All dimensions and quantities stated in quotations, price lists, correspondence and catalogues are subject to variation without notice.
3. Cancellations / Returns
Orders cannot be cancelled nor goods returned except with the consent of the Seller and on terms which indemnify the Seller against all loss.
The Seller is under no obligation to accept return of goods supplied and credit the buyer except where goods are returned as being damaged in transit, or there is complaint as to the quality of the goods.
Goods not required must be notified in writing within 3 days and returned within 21 days of receipt, in original packaging and in re-saleable condition. In all other circumstances the prior agreement of the Seller must be received by the Buyer to the return of the goods.
Subject to 3ii) above special orders cannot be cancelled or returned.
Where delivery by instalments is specifically required by the purchaser, each delivery shall be deemed to be and treated as a separate contract and failure of any delivery shall not discharge the contract as to other deliveries.
The Seller shall not incur any liability or be responsible for loss or damage sustained by the purchaser arising out of or in consequence of any delay in despatch.
Without prejudice to any other rights and remedies the Seller shall not be bound to deliver the goods unless the purchaser has paid all sums owing to the Seller on their due dates.
The failure of the Selle r to deliver any of the goods specified shall invalidate the contract as to the remainder of the goods and the Seller shall be bound to complete the contract so far as it concerns the matter of the goods.
The Seller reserves the right to make a further charge unless otherwise agreed, for assembly and installation on site.
In the event of the customer being unwilling to accept delivery of any goods, we reserve the right to invoice the goods in full, such invoices to be payable as if the goods had been delivered, and to place any or all of the goods into storage and to charge all costs thereby incurred.
5. Title of Goods
The ownership of the goods will only be transferred to the Purchaser when the Purchaser has paid all amounts due to the Seller no matter on what grounds. Until the date of payment the Purchaser, if the Seller so desires, is required to store the goods in such a way that they are clearly marked as the property of the Seller. The risk on the goods shall pass to the Purchaser at the time of delivery. Upon delivery the goods shall be deemed to have been delivered complete and in good condition unless at the time of delivery it is noted on the delivery note that the goods are damaged and written notice of the damage is given by the Purchaser to the Seller within 3 days of the receipt of the goods.
In the event of the purchaser becoming insolvent or bankrupt or signing a trust deed or compounding his creditors or appointing a receiver or liquidator the Seller may at their option withhold all further delivery of goods and be released from this contract and any other contract between the Seller and the Purchaser without liability to the company in respect of such withholding of deliveries of release from the contract and without prejudice to any rights and claims the Seller may have against the purchaser in respect of deliveries already made.

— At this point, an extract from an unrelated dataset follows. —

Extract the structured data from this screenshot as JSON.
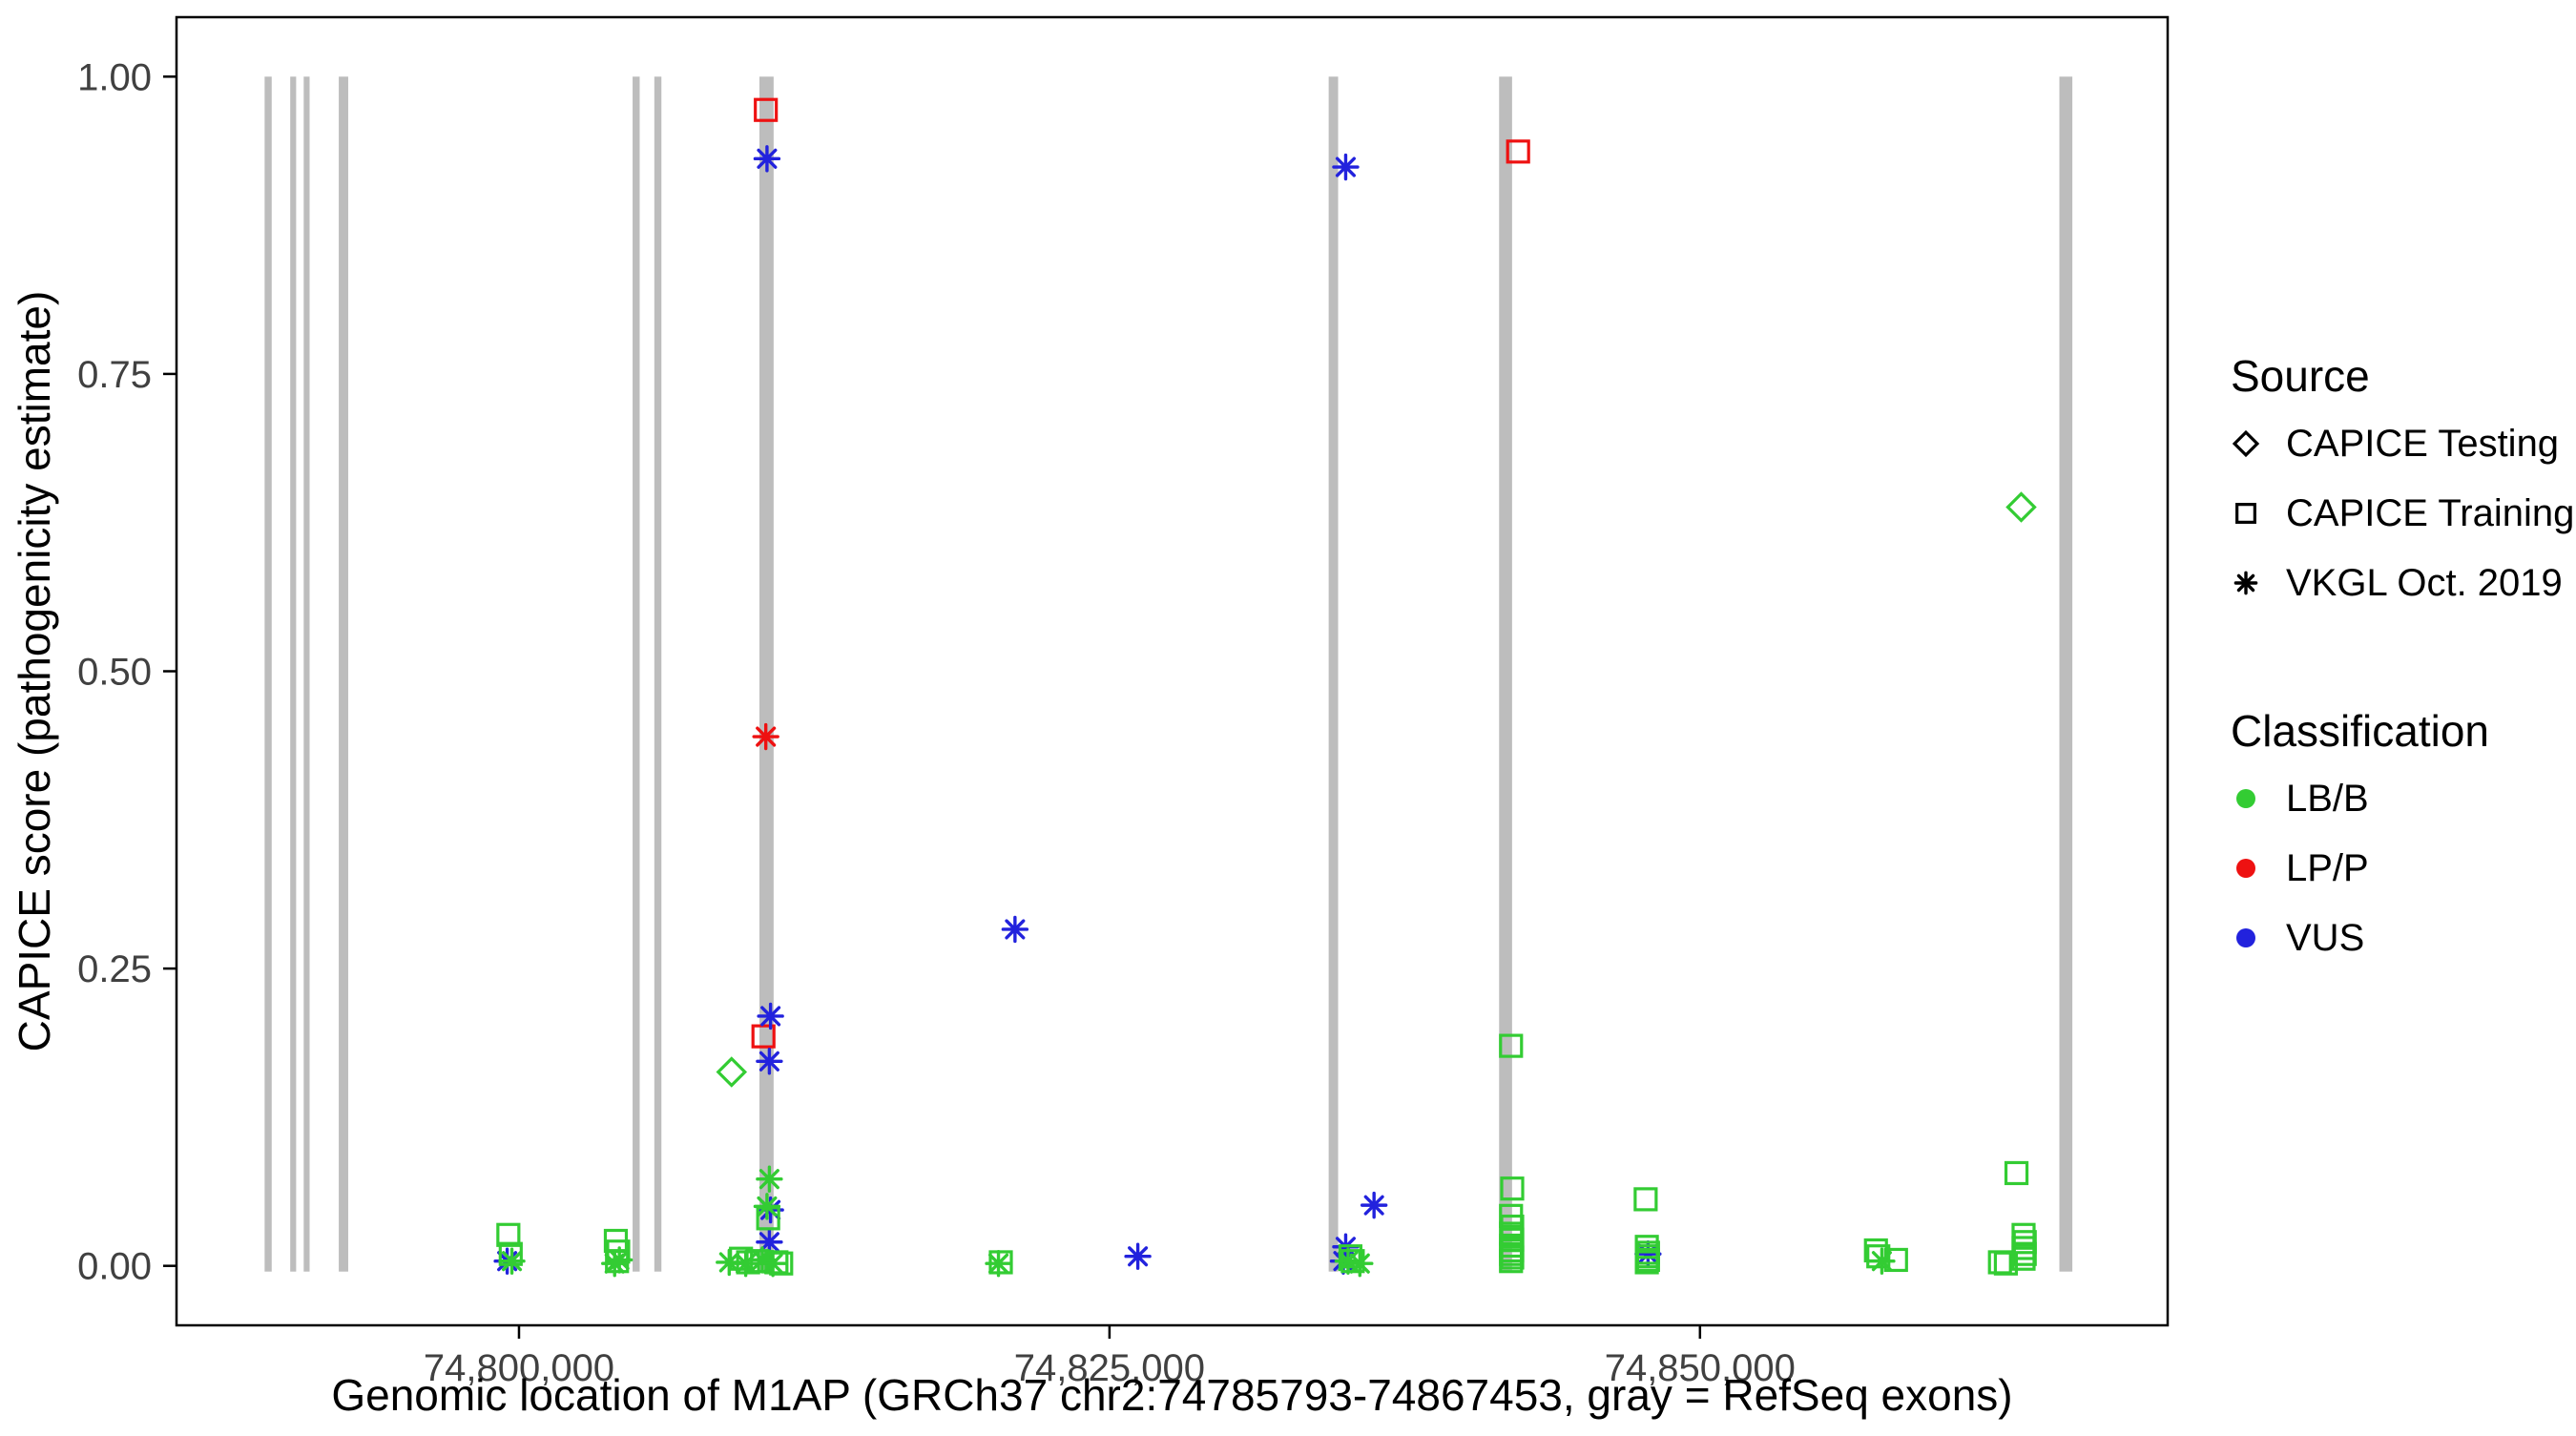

If the buyer shall default in payment the Seller shall be entitled forthwith to enter any premises where the goods may be and repossess any goods which remain the property of the Seller.
No retentions or liquidation damages shall be allowed unless clearly stipulated by the Purchaser in his order or invitation to tender.
7. Payment Terms
No discounts other than shown on the face of the invoices shall be admissible.
DISCOUNTS SHOWN ON INVOICES WILL BE FORFEITED IF PAYMENT IS NOT RECEIVED BY THE DATE DUE SHOWN ON THE INVOICE.
Where deposits are required orders will not be processed until the payment thereof has been received in full.
All furniture orders are treated as special orders and cannot be cancelled once signed agreement of acknowledgement is received and as such all invoices will be due within fourteen days of receipt of satisfaction notice approval.
VAT is payable by the purchaser in all cases at the rate in force at the date of delivery.
9. Force Majeure
No liability is accepted by the Seller for any direct or indirect loss arising from non delivery or delay in delivery of any goods caused by an Act of God, Riot or Civil Commotion, War, Strike, Lockout, Fire, Flood, Drought, Act of Government, failure to obtain or shortages in raw materials or any other cause whatsoever beyond its control.
10. English Law
All quotations and contracts shall be governed by English law and the jurisdiction of the English Courts.
11. Our Standard Terms
Our standard terms for account credit facilities are payment of invoice within 30 days end of month, unless specified otherwise on the invoice. For accounts not paid by the due date, a 5% surcharge is added for each month or part thereof after the due date.
12. Website Usage
The content of the pages of this website is for your general information and use only. It is subject to change without notice.
Neither we nor any third parties provide any warranty or guarantee as to the accuracy, timeliness, performance, completeness or suitability of the information and materials found or offered on this website for any particular purpose. You acknowledge that such information and materials may contain inaccuracies or errors and we expressly exclude liability for any such inaccuracies or errors to the fullest extent permitted by law.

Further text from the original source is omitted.